Page 74 of The Earl's Reluctant Artist
“Father!”
They both turned at the same time. A girl with long dark braids stood before one of the houses at the edge of the common path, waving with all her might.
“That is my daughter,” Mr. Kale said, smiling at last. “Jane.”
“She is quite beautiful,” Eliza responded warmly.
“Yes, for now. In a few minutes, she will be in tears when she learns I have not let Lemon down for her.”
Eliza’s gaze dropped to the purring cat. “Then we should not delay you.”
Mr. Kale bowed once more, then strode toward his daughter, the cat’s tail flicking lazily as they went.
Eliza remained still for a moment, watching the easy affection between father and child. Then her eyes shifted back to the lords. Marcus stood in the center, his arms moving in wide gestures, his words spilling forth with ease.
Too much ease.
She could see it even from here, the salesman’s charm, the way he painted pictures so vividly that no one thought to question whether they were real. He had them all eating out of the palm of his hand.
All of them except Tristan, she hoped.
Tristan returned a while later and stayed close to her rather than Marcus, answering questions when asked but never joining in the fervor. Eliza noticed that after answering a question fromone of the Lords, he would turn toward the villagers who all stood from the edges and watched.

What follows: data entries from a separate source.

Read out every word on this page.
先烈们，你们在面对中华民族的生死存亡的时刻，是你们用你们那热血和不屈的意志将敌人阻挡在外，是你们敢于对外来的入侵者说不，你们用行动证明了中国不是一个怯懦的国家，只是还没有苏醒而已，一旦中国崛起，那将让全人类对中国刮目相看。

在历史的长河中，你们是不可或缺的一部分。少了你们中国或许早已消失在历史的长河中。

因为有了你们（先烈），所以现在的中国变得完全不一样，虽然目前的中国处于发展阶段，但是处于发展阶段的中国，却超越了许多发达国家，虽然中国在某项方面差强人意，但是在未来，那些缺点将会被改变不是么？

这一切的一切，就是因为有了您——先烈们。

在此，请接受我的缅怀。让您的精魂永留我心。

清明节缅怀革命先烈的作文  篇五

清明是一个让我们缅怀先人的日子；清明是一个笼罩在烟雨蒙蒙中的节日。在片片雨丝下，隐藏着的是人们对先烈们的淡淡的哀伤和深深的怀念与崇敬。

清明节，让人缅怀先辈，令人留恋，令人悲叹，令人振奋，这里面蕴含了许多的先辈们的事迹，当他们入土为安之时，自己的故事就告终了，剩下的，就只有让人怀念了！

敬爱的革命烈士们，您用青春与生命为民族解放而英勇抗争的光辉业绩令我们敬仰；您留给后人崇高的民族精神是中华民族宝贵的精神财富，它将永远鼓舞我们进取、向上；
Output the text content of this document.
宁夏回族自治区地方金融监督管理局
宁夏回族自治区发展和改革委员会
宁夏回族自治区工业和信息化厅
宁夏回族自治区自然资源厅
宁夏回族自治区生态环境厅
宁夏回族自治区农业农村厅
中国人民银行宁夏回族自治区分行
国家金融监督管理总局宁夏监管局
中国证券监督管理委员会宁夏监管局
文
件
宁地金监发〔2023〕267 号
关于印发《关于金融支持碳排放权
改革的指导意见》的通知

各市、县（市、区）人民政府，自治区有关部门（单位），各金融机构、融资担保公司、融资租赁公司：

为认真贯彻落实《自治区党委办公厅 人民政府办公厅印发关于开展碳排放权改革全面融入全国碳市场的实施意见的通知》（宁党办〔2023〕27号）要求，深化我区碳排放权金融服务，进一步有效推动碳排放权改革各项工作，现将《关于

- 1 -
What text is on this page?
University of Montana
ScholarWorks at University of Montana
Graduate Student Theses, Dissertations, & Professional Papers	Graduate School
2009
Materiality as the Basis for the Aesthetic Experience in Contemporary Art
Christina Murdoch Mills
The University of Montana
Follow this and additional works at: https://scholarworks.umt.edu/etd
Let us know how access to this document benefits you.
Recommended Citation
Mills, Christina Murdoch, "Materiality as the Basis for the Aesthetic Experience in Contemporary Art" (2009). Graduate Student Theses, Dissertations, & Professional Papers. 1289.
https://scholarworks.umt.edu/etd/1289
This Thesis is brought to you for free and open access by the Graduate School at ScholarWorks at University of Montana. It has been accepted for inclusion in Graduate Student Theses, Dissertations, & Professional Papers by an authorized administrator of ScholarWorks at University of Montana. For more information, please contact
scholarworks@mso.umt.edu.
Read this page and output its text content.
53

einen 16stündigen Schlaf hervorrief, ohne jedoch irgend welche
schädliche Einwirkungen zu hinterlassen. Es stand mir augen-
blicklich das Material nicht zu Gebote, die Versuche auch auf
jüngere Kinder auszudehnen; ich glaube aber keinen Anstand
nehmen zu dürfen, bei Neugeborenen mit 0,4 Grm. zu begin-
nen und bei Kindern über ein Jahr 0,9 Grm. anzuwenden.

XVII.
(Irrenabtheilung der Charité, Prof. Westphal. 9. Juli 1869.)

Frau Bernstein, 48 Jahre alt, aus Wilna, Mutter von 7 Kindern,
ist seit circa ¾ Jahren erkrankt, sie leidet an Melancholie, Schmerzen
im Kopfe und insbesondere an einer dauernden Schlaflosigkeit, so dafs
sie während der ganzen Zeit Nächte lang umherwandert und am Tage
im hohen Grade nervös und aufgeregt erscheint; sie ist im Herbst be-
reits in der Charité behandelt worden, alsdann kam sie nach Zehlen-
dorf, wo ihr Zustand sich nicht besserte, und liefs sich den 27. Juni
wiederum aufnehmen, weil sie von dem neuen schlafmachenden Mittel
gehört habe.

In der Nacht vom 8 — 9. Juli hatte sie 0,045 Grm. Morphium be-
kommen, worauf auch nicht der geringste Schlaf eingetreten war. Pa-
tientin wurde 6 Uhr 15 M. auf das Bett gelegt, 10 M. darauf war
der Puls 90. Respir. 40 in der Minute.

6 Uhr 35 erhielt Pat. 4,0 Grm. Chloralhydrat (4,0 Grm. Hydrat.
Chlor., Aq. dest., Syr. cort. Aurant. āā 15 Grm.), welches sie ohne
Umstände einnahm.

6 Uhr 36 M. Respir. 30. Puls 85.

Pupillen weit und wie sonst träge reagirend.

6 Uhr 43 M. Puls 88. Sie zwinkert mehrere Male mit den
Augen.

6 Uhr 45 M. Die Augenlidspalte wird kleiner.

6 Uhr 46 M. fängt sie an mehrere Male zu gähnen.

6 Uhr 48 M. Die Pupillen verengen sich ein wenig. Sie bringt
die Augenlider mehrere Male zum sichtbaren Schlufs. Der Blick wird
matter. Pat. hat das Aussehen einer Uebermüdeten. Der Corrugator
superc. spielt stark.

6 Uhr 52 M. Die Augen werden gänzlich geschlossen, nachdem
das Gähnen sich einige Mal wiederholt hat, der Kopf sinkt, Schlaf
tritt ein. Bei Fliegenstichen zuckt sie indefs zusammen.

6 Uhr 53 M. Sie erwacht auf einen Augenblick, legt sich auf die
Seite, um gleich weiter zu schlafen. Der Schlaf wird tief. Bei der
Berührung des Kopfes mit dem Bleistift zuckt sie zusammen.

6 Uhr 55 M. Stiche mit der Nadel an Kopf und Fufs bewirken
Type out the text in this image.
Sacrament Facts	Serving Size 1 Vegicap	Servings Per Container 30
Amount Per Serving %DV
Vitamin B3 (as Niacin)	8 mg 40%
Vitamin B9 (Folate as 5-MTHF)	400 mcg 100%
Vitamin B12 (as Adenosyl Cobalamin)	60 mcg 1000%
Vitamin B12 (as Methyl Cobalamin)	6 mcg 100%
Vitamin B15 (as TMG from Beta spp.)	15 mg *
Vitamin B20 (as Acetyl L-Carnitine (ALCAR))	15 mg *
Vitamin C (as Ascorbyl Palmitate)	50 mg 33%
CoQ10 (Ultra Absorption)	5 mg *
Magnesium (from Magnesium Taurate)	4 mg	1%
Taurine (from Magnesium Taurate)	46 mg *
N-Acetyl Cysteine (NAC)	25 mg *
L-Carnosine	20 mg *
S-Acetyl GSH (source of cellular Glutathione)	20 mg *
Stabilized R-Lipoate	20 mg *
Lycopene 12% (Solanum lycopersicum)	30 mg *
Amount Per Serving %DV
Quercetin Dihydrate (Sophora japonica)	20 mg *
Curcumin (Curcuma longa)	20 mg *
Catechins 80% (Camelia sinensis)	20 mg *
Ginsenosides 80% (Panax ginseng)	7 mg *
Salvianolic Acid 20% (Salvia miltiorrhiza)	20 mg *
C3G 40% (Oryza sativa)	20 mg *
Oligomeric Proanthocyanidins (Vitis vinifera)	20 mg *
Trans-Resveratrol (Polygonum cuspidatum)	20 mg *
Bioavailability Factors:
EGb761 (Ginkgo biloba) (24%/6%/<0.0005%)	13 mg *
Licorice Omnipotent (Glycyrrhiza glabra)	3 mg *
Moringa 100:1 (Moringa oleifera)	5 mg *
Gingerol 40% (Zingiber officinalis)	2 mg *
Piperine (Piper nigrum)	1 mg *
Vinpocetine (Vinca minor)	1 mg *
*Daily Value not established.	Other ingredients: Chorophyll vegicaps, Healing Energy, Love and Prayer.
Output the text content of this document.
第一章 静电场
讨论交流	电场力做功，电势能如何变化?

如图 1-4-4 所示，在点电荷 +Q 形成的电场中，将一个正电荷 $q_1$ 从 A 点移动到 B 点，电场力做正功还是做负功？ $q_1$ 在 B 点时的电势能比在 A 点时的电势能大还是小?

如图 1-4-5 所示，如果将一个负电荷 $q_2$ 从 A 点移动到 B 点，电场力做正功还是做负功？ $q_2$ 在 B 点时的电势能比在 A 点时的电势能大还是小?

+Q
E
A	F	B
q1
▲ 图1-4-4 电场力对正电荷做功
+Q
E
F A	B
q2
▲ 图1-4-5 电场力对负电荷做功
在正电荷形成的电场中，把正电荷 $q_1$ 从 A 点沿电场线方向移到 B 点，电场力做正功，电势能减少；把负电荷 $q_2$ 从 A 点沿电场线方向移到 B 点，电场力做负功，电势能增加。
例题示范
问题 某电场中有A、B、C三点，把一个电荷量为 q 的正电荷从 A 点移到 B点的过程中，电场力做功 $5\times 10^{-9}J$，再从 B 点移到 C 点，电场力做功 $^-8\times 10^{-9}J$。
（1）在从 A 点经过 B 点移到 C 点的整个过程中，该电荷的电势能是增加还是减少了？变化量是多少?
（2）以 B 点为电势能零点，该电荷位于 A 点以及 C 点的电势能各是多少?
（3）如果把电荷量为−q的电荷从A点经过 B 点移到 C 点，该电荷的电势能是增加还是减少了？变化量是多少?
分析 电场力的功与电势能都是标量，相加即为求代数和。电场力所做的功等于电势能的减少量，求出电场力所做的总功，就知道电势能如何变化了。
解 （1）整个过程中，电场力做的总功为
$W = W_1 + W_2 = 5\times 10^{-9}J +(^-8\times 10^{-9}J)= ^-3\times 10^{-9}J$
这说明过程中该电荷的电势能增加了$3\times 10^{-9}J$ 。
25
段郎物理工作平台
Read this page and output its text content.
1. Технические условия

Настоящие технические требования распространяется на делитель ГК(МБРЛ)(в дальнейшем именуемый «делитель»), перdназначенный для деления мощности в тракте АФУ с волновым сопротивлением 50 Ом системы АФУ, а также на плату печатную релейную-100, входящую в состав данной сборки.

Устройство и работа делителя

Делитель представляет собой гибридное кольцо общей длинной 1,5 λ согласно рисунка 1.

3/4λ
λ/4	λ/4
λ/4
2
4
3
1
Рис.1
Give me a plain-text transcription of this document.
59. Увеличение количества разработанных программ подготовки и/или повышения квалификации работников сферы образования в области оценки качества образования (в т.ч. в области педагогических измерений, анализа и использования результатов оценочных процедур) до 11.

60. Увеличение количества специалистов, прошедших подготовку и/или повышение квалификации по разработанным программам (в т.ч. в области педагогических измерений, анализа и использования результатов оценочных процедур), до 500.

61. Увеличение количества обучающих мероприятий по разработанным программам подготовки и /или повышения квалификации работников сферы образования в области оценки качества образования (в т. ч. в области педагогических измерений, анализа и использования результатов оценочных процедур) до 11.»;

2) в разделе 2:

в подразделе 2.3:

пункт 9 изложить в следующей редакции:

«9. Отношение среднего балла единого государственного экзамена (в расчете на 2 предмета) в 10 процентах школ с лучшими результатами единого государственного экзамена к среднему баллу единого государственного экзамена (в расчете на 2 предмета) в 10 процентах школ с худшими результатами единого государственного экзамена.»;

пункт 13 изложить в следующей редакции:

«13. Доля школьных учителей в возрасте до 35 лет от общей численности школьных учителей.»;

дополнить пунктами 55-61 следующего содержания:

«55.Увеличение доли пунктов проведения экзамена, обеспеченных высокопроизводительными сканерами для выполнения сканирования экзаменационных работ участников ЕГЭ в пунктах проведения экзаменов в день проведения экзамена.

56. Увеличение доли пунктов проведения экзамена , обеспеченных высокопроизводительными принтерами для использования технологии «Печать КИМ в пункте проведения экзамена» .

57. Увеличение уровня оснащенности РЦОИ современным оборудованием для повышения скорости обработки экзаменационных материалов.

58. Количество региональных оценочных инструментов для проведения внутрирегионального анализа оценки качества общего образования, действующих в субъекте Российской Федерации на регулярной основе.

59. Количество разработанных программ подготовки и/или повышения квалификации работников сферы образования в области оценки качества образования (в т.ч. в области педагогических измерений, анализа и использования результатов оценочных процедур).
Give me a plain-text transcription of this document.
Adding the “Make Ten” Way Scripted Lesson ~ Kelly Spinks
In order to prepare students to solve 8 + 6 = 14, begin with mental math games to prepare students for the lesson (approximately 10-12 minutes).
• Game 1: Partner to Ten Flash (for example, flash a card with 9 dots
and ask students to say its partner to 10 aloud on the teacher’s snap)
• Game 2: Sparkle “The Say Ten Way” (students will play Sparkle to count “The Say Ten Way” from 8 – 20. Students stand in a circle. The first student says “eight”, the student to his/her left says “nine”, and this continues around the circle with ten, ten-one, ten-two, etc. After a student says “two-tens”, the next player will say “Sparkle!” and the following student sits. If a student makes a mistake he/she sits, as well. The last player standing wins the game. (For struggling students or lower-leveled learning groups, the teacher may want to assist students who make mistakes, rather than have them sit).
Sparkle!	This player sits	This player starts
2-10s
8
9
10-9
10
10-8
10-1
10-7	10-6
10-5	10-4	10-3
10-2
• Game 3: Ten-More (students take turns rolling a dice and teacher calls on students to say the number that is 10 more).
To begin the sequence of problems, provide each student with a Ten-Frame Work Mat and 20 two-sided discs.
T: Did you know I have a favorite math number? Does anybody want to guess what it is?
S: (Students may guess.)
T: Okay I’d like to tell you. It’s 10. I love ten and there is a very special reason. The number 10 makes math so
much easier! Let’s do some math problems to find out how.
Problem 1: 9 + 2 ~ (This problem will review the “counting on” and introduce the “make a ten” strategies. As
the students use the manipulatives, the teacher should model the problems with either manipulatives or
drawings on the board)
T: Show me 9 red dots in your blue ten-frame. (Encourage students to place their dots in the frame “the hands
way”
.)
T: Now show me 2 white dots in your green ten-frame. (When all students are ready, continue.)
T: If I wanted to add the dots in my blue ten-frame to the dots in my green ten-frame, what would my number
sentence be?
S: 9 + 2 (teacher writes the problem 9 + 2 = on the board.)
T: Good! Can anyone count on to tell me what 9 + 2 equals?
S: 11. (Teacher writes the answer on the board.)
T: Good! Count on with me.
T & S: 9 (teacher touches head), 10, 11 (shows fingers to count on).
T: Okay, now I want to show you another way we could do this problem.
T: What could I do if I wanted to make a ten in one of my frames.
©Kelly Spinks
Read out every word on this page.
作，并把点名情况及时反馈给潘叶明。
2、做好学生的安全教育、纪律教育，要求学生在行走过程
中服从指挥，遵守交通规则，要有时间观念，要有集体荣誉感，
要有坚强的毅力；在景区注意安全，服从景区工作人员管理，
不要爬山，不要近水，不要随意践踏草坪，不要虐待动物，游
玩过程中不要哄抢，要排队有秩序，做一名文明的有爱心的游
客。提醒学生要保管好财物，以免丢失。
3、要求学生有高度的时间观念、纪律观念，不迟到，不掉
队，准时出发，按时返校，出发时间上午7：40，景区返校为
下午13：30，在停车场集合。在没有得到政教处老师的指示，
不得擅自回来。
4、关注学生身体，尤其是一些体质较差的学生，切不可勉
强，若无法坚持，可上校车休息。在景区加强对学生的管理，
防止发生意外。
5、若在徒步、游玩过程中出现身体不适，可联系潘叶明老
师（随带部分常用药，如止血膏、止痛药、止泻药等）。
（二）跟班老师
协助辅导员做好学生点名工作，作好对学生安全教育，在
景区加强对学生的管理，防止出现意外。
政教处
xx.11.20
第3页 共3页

It didn’t take a soothsayer to see the fear and uncertainty on their faces. None of them liked what her brother was doing one bit, and she couldn’t really blame them.
“Do you think Mr. Kale is right?” Tristan eventually asked quietly, his eyes still fixed on the crowd. “Do you think the Berkeley Project is going to destroy everything the people around here have spent decades building?”
Eliza exhaled, the sound heavy across her lips. She wanted to say something. To find words from the bottom of her heart, but no matter how hard she tried, nothing came forth.
“You know your brother, do you not? Is he an honest man?”
Eliza swallowed. Before she could open her mouth to speak, however, the sky rumbled above them. The roaring music faltered just a little as several heads from around the park tilted upward.
“It looks like you might be right after all,” Tristan said, his voice low enough that only Eliza could hear.
“Oh, certainly. Only when the clouds turn black do you admit it.”
A short laugh escaped his lips, and Eliza let her attention drift back to Marcus’s group. She couldn’t fully make out what they were saying, but some words drew her attention, and not in a good way. Whenever the wind shifted, she would hear words like extraction rights or tenancy adjustments.
The lords spoke of them as if they were small matters, easily arranged. Their tones were casual, almost bored, as if the lives behind those words were nothing more than pieces on a board.
Eliza’s throat tightened, and she felt the pull of it, the current that Marcus was pushing, all under the name of progress.
But progress for whom?
She thought of Mr. Kale’s face when he spoke of the community. She thought of Jane waving from the house, her tiny hands shaking in the air.
And Marcus was still standing there, smiling like a man who had already won.
Thunder cracked across the sky, causing several women to cry out, and the children shrieked in fear, running toward the closest houses.
Tristan touched her arm lightly. “We should think of finding a place to stay.”
She turned to give him a glare, and he rolled his eyes.
“Do not worry. You can say I told you so later.”
“I agree,” Eliza said, her eyes drifting toward the far side of the park where Mr. Kale had pointed earlier. The inn sat beneath the looming clouds, its outside lanterns already lit.